Current implementation tries each alternative until it fails and then
tries the next one, ... This is quite inefficient when there is many
alternatives. However, it never was the initial goal of LPeg, which is
pretty fast in most cases. So I started a series of patches to optimize
that particular use case.
These optimizations simplifies LPeg internal tree by automatically
merging and reordering patterns when possible. This brings a massive
speedup. In ideal case, the matching time should drop from O(r*n) to
O(n) where 'r' is the number of rules and 'n' the length of the text
(like with Aho-Corasick algorithm). In practice it's not quite the case
Currently patches are directly integrated in my fork of LPeg, but if
there is enough interest, I may be able to extract the AST optimizer in
a separate library (not possible for VM-level patches).
Optimizations are not enabled by default: an additional function
`lpeg.optimize(patt) => patt` has been added. It transforms the LPeg
tree using the above rules.
This is currently a Work in Progress, only tested under Linux with GCC.

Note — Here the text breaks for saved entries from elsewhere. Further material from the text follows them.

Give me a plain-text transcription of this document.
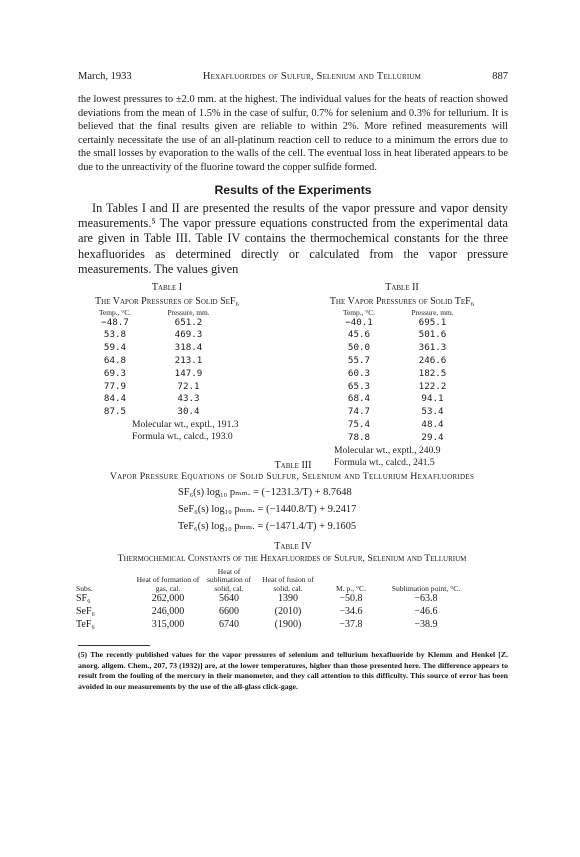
March, 1933	Hexafluorides of Sulfur, Selenium and Tellurium	887
the lowest pressures to ±2.0 mm. at the highest. The individual values for the heats of reaction showed deviations from the mean of 1.5% in the case of sulfur, 0.7% for selenium and 0.3% for tellurium. It is believed that the final results given are reliable to within 2%. More refined measurements will certainly necessitate the use of an all-platinum reaction cell to reduce to a minimum the errors due to the small losses by evaporation to the walls of the cell. The eventual loss in heat liberated appears to be due to the unreactivity of the fluorine toward the copper sulfide formed.
Results of the Experiments
In Tables I and II are presented the results of the vapor pressure and vapor density measurements.⁵ The vapor pressure equations constructed from the experimental data are given in Table III. Table IV contains the thermochemical constants for the three hexafluorides as determined directly or calculated from the vapor pressure measurements. The values given
Table I
The Vapor Pressures of Solid SeF₆
Temp., °C.	Pressure, mm.
−48.7	651.2
53.8	469.3
59.4	318.4
64.8	213.1
69.3	147.9
77.9	72.1
84.4	43.3
87.5	30.4
Molecular wt., exptl., 191.3
Formula wt., calcd., 193.0
Table II
The Vapor Pressures of Solid TeF₆
Temp., °C.	Pressure, mm.
−40.1	695.1
45.6	501.6
50.0	361.3
55.7	246.6
60.3	182.5
65.3	122.2
68.4	94.1
74.7	53.4
75.4	48.4
78.8	29.4
Molecular wt., exptl., 240.9
Formula wt., calcd., 241.5
Table III
Vapor Pressure Equations of Solid Sulfur, Selenium and Tellurium Hexafluorides
SF₆(s) log₁₀ pₘₘ. = (−1231.3/T) + 8.7648
SeF₆(s) log₁₀ pₘₘ. = (−1440.8/T) + 9.2417
TeF₆(s) log₁₀ pₘₘ. = (−1471.4/T) + 9.1605
Table IV
Thermochemical Constants of the Hexafluorides of Sulfur, Selenium and Tellurium
Subs.	Heat of formation of gas, cal.	Heat of sublimation of solid, cal.	Heat of fusion of solid, cal.	M. p., °C.	Sublimation point, °C.
SF₆	262,000	5640	1390	−50.8	−63.8
SeF₆	246,000	6600	(2010)	−34.6	−46.6
TeF₆	315,000	6740	(1900)	−37.8	−38.9
(5) The recently published values for the vapor pressures of selenium and tellurium hexafluoride by Klemm and Henkel [Z. anorg. allgem. Chem., 207, 73 (1932)] are, at the lower temperatures, higher than those presented here. The difference appears to result from the fouling of the mercury in their manometer, and they call attention to this difficulty. This source of error has been avoided in our measurements by the use of the all-glass click-gage.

But it already brings substantial speed improvements (see benchmarks
below). Any feedback is welcome :)
LPeg test suite still pass with success (except the stack overflow
test, because the optimizer transform the call into tail call !). Also,
optimizer should not change pattern semantics, if it does it's a bug.
I think that optimization could go even further because currently the
optimizer is pretty conservative and some details of LPeg are still a
bit obscure for me. Also the optimizer itself needs some optimization.
I'm currently writing a series of blog articles explaining the
implementation choices and results.
Benchmarks (see  for download link)
* AMD Phenom(tm) II X4 940 Processor
* 6GB DDR2 RAM (800 Mhz)
* Linux 3.18.5-1-ARCH
* LPEG is compiled with GCC 4.9.2 and "-O3 -march=native" options
* All data is read into Lua strings before starting the timer
* Timing (in seconds) is taken from CLOCK_THREAD_CPUTIME
Match a subset of easylist.txt AdBlock rules against an history for
Start processing 159146 URLs against 29261 rules.
DONE optimized 2.524193886
DONE vanilla 5684.350017815
That's roughly 2200 times faster! The difference is really huge, I
need to look at it closer. Also, the LPeg pattern is not complete
(rules with 'domain=' modifiers are skipped, DOM selectors too because
it matches only URLs)
Another one is searching 10,000 random English words in a 5MB text file
(compilation of Shakespeare books)
building 10kwords ... done in 4.288736881
optimize 10kwords ... done in 23.494381189
compile original 10k ... done in 2.146324808
original 10k ... done in 66.789134742
matches original 10k 66355
compile optimized 10k ... done in 0.013979084
optimized 10k ... done in 0.119470768
matches optimized 10k 66355
560 times faster! But we also see that optimize the pattern was *very*
long, that's because the pattern reordering is currently very slow. The
compile time, on the other hand is munch faster because the pattern
tree is munch smaller.
I also tested some more usual LPeg grammars (Moonscript compiler, Lua
AST generator, ...) but as you expect, the performance win is limited to
negligible. I think it could still perform a bit better, but as I
said, optimizer is currently conservative.